1. I will be kind and loving, not judgmental or regretful, when I happen to meet the me from 20 years ago, or ten years ago, or even last year in old journals or photographs or poems or memories.
2. I will consciously work to be open.
3. I will not continue to overpromise and under-deliver because I haven’t correctly estimated the amount of time for a particular task or because of health issues, and I will forgive myself every time I break this promise and overpromise and under-deliver anyway.
4. I will get out of bed when the alarm goes off, or when I naturally wake up—whichever comes first.
5. I will forgive my parents for not calling me more often after I left home and call them much more frequently than I currently do.
6. When I feel myself gaining weight, I will not buy more comfortable pants. Instead, I’ll figure out how to do what I need to do to get the pants I already own to feel more comfortable again. I will do this all without judgment.

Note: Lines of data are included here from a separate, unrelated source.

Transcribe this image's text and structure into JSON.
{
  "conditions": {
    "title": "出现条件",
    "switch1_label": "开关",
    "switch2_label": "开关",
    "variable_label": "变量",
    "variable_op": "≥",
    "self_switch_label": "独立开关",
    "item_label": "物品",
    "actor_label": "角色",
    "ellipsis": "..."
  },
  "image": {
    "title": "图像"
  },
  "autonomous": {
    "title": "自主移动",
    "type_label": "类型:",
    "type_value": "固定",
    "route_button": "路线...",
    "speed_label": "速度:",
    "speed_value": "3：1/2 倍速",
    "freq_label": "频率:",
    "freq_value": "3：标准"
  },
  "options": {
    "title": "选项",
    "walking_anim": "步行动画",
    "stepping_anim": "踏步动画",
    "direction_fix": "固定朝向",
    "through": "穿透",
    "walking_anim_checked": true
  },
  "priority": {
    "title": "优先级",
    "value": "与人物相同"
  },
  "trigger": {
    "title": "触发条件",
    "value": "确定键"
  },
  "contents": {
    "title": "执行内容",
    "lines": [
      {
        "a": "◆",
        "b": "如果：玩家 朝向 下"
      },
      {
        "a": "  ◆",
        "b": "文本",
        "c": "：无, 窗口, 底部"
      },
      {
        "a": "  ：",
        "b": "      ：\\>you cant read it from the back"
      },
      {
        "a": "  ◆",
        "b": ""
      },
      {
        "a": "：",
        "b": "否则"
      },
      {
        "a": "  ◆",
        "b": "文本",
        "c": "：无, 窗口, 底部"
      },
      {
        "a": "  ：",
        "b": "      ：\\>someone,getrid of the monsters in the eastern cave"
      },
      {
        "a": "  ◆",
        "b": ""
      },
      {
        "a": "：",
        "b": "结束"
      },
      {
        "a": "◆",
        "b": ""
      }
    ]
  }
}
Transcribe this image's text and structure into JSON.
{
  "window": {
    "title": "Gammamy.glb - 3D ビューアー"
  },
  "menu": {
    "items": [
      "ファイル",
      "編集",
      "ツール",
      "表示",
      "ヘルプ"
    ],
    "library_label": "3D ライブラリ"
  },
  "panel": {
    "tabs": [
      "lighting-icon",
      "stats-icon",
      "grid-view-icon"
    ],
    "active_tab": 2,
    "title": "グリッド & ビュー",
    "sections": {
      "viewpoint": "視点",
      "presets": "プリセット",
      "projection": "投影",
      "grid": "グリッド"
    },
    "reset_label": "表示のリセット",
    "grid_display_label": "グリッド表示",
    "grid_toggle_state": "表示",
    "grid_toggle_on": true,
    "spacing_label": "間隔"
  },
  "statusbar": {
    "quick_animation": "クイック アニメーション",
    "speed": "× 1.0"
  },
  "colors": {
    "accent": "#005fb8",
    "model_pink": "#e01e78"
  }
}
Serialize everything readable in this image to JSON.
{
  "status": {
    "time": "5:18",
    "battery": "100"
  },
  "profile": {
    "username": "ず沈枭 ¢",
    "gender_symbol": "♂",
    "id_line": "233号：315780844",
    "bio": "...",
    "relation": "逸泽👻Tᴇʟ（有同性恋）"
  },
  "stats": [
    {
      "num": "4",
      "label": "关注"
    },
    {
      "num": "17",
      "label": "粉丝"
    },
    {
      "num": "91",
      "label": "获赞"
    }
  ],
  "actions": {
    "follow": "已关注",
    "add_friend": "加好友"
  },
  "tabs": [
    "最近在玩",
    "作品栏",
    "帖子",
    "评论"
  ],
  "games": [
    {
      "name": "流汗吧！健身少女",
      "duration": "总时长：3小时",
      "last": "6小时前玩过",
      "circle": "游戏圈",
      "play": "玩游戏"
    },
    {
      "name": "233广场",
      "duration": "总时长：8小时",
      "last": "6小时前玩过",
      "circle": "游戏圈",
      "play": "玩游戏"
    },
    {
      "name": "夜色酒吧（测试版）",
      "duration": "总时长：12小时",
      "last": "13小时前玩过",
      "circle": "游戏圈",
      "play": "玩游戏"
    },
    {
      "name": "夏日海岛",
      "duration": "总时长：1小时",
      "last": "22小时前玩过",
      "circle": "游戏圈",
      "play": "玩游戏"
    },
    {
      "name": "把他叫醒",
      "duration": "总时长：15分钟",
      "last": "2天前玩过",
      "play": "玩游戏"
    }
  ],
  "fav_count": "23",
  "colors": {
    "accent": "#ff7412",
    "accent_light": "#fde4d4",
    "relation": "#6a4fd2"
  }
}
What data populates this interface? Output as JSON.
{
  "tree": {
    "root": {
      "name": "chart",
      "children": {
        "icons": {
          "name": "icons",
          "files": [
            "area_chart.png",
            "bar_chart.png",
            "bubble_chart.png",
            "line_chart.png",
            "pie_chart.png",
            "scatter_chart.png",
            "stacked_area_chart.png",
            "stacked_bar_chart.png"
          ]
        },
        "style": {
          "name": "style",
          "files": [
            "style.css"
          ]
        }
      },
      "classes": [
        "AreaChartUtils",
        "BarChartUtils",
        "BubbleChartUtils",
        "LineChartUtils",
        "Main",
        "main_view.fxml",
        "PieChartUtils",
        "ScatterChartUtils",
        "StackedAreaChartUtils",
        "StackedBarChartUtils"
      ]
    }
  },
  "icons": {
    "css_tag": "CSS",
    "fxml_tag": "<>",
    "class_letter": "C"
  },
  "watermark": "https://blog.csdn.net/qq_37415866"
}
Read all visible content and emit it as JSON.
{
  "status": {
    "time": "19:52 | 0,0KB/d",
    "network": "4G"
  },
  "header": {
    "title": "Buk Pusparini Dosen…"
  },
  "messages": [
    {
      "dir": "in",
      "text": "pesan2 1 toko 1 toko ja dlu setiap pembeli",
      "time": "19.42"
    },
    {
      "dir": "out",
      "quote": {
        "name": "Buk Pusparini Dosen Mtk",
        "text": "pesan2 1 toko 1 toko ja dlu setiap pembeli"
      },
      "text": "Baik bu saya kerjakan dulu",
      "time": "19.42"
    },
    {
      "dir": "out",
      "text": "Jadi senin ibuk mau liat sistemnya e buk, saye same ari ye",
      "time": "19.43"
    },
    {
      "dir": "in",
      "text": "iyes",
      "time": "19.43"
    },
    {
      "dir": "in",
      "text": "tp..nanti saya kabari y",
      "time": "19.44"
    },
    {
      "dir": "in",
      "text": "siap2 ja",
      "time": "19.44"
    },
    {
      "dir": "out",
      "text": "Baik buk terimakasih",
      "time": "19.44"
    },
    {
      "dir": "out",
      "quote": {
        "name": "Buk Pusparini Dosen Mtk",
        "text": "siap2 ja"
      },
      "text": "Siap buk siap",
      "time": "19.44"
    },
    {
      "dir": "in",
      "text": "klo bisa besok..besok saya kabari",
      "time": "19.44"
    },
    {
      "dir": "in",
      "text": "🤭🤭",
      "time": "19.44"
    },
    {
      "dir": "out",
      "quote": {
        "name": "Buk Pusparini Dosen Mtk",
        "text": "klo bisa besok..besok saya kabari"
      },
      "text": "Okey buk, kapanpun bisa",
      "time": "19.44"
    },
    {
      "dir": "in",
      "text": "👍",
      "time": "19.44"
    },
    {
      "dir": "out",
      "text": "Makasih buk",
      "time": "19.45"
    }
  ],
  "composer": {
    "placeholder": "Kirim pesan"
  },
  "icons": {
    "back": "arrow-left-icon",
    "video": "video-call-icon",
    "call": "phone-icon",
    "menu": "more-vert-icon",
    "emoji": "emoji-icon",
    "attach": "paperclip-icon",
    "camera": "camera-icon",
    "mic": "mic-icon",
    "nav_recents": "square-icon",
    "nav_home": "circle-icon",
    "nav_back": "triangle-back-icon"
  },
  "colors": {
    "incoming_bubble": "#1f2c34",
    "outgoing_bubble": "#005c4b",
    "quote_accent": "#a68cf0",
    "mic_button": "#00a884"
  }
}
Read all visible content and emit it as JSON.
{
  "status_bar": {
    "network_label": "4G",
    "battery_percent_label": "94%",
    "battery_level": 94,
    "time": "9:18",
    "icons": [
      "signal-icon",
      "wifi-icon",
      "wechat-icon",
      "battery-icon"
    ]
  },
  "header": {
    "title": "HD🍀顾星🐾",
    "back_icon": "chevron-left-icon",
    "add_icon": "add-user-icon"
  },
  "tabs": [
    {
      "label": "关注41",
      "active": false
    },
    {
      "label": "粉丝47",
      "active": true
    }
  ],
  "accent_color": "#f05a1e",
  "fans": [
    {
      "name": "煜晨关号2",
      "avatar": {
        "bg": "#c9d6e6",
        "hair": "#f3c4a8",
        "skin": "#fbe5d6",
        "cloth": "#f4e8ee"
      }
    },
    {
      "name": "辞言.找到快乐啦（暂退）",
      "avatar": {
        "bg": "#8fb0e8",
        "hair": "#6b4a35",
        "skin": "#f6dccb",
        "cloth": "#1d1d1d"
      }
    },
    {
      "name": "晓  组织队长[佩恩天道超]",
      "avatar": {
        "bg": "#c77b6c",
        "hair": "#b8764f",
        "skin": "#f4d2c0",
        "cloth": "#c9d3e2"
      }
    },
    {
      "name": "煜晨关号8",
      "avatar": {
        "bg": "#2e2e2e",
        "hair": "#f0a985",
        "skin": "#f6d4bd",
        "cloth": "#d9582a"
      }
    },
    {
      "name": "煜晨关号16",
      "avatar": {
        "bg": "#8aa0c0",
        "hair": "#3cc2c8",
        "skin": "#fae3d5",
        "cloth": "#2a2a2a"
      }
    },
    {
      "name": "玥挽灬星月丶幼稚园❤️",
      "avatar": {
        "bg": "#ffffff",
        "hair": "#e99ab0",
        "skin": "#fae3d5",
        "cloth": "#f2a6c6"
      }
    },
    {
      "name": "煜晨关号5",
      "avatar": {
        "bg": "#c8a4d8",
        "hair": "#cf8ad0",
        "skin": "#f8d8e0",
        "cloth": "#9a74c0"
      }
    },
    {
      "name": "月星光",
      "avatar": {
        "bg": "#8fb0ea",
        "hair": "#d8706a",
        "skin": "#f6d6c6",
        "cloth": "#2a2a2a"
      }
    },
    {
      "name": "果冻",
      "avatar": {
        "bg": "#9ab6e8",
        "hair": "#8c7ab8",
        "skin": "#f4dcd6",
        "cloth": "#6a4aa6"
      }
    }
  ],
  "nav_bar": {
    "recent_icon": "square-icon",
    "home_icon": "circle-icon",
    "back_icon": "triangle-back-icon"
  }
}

7. I will be my own beloved.
8. I will write every day—whether that’s a blog post or a poem or a journal entry or a note telling someone I love how much I love them.
9. I will tell the people I love just how much I love them, loudly and more often.
10. I will kick Zuckerberg’s ass the next time he makes a change I don’t like on Facebook.
11. I will network out of a desire for community not advancement.
12. I will live in a way that even if the coffers are low, I can still give out of the abundance of my heart and spirit.
13. I will not break up with God no matter how often I feel like taking a break.
14. I will write more poems that make me nervous when I have to read them out loud to an audience.
15. I will dare.
16. I will speak up even if I’m not sure anyone’s listening.
17. I will remember to say please when I ask for something not just in my tone but with my actual words.
18. I will read more than one book of contemporary fiction this year.
19. I will not spend too much time apart from Mrs. Woolf.
20. I will not suffer “buyers remorse” from saying yes when I should have said no.
21. I will remember to send birthday cards.
22. I will drink more water; I will drink more champagne.
23. I will break up with my blue-and-white couch on a regular basis.
24. I will not keep Netflix DVDs for months at a time hoping I’ll eventually watch them.
25. I will do the impossible at least once, and maybe even twice.
26. I will read War and Peace.
27. I will use my vacuum cleaner.
28. I will accomplish the things I put on my to do lists.
29. I will end the year with a surplus in my savings account, even it it’s only one dollar, and even if by savings account I mean the old flour tin where I sometimes hoard dollar bills.
30. I will sing in the shower more.
31. I will try to get through the entirety of Pretty in Pink.
32. I will buy a TV antenna so I can watch the Golden Globes and the Oscars and the old British sitcoms that air on Maryland Public Television.
33. I will dance more.
34. I will learn the words to Joni Mitchell’s “River.”
35. I will play the piano every once in a while to prove I still can.
36. I will forgive all those who’ve left me behind and I will celebrate all those who’ve stayed.
37. I will put things in perspective.
38. I will be kind to my body even when it’s not being very kind to me.
39. I will cry as often as I need to for as long as I need to.
40. I will not be ashamed to let someone see me cry.
41. I will read more Walt Whitman.
42. I will buy some of the albums I like rather than endlessly streaming them for free.
43. I will keep the promises I can and not hold on too hard to the ones I can’t.